Keesokan harinya, ketika tidak ada jam kuliah. Aku pergi sendirian ke warung Pak Lik untuk mencari makan. Warungnya agak sepi. Mungkin karena cuaca saat itu mendung, pertanda turun hujan. Selain itu, angin juga berhembus sangat kencang. Bahkan, orang-orang di dalam warung merasa ketakutan.
“Bruukkkkk…”
Aku dikejutkan oleh suara gemuruh. Kulihat pohon asam besar tumbang menutupi separuh badan jalan raya.
“Ciitttt…. braaakkk….”
Kaki dan tanganku gemetaran, dengan mata kepala sendiri, aku melihat kejadian mengerikan itu. Sebuah motor terlempar dan bergulling-guling akibat menabrak pohon asam yang baru saja tumbang tersebut. Satu orang pengendaranya terpental beberapa meter dan yang satunya lagi terguling ke tengah jalan.

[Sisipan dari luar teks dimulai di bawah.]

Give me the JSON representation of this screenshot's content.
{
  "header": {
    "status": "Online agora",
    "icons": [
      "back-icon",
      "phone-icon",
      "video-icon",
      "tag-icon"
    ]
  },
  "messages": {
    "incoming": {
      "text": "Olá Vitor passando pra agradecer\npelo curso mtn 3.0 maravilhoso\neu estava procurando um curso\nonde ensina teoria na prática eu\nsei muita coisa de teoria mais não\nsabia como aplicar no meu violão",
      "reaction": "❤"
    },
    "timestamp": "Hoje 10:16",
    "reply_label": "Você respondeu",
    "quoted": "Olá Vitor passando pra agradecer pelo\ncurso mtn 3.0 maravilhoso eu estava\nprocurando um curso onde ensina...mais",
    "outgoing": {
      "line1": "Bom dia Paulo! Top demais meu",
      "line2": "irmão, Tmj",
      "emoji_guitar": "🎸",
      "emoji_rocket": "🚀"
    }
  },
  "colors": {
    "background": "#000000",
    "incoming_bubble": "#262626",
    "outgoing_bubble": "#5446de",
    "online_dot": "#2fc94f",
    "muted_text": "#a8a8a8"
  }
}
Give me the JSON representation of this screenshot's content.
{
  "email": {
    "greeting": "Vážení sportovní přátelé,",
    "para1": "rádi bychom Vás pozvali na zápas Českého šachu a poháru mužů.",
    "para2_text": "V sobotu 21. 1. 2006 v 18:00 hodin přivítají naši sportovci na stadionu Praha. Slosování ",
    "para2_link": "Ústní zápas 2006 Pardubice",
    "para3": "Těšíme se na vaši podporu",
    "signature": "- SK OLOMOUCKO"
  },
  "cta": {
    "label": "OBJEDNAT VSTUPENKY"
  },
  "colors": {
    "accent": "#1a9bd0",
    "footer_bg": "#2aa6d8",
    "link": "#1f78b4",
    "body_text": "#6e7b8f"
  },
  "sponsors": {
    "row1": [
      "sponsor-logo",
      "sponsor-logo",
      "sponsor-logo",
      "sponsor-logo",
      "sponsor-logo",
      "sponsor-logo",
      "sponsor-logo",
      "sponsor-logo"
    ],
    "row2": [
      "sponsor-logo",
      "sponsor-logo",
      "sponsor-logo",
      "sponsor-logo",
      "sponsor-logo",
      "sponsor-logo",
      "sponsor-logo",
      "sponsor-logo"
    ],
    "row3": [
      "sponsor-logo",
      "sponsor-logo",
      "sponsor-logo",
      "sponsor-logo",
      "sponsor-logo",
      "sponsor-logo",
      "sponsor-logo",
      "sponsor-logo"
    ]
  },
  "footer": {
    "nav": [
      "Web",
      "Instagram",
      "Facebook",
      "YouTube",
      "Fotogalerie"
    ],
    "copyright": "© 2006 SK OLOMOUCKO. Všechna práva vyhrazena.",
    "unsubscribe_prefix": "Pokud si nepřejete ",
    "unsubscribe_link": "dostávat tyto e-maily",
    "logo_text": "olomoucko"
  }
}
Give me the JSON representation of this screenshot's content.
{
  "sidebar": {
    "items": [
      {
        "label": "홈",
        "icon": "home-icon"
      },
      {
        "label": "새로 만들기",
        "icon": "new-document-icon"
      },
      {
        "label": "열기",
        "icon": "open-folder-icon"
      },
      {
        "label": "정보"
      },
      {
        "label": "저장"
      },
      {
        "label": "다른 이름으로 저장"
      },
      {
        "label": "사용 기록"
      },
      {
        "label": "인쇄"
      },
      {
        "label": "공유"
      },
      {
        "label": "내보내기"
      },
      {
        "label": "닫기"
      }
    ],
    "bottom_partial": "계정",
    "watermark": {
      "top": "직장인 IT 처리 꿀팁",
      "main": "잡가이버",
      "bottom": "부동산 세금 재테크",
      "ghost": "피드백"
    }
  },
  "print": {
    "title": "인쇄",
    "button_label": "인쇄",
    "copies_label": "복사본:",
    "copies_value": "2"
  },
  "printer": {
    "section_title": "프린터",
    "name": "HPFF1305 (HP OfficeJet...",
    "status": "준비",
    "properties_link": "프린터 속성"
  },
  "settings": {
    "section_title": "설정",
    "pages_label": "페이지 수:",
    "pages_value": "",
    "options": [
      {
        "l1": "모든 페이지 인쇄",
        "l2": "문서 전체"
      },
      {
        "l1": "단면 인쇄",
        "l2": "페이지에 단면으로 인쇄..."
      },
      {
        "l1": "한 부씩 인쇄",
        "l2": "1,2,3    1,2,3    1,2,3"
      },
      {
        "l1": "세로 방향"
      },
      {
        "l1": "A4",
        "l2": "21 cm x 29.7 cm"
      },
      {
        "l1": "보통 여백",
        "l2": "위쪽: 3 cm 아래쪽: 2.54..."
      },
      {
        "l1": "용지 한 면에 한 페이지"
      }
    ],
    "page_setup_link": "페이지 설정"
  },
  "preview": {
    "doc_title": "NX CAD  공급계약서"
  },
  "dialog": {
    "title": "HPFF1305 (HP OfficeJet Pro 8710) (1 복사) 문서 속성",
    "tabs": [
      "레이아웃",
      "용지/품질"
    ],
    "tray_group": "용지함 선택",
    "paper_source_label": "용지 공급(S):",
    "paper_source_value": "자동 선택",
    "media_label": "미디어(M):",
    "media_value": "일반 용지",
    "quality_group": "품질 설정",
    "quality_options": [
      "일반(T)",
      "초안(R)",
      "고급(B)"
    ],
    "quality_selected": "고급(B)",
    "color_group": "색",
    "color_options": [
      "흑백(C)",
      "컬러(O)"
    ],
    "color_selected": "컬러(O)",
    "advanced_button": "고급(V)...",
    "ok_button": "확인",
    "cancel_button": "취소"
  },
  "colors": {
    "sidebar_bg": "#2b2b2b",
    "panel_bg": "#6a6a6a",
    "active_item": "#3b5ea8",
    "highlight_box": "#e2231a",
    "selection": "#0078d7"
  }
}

Tak berapa lama warga datang berkerumun. Beberapa orang langsung membopong pengendara yang tergeletak di tengah jalan. Kulihat, wajahnya sangatlah tidak asing. Berkumis tebal dan berambut gondrong. Aku menggeleng-gelengkan kepala seakan tidak percaya. Pengendara itu adalah bapak yang kemarin menancapkan paku di pohon asam tersebut. Dan nafsu makanku pun menghilang.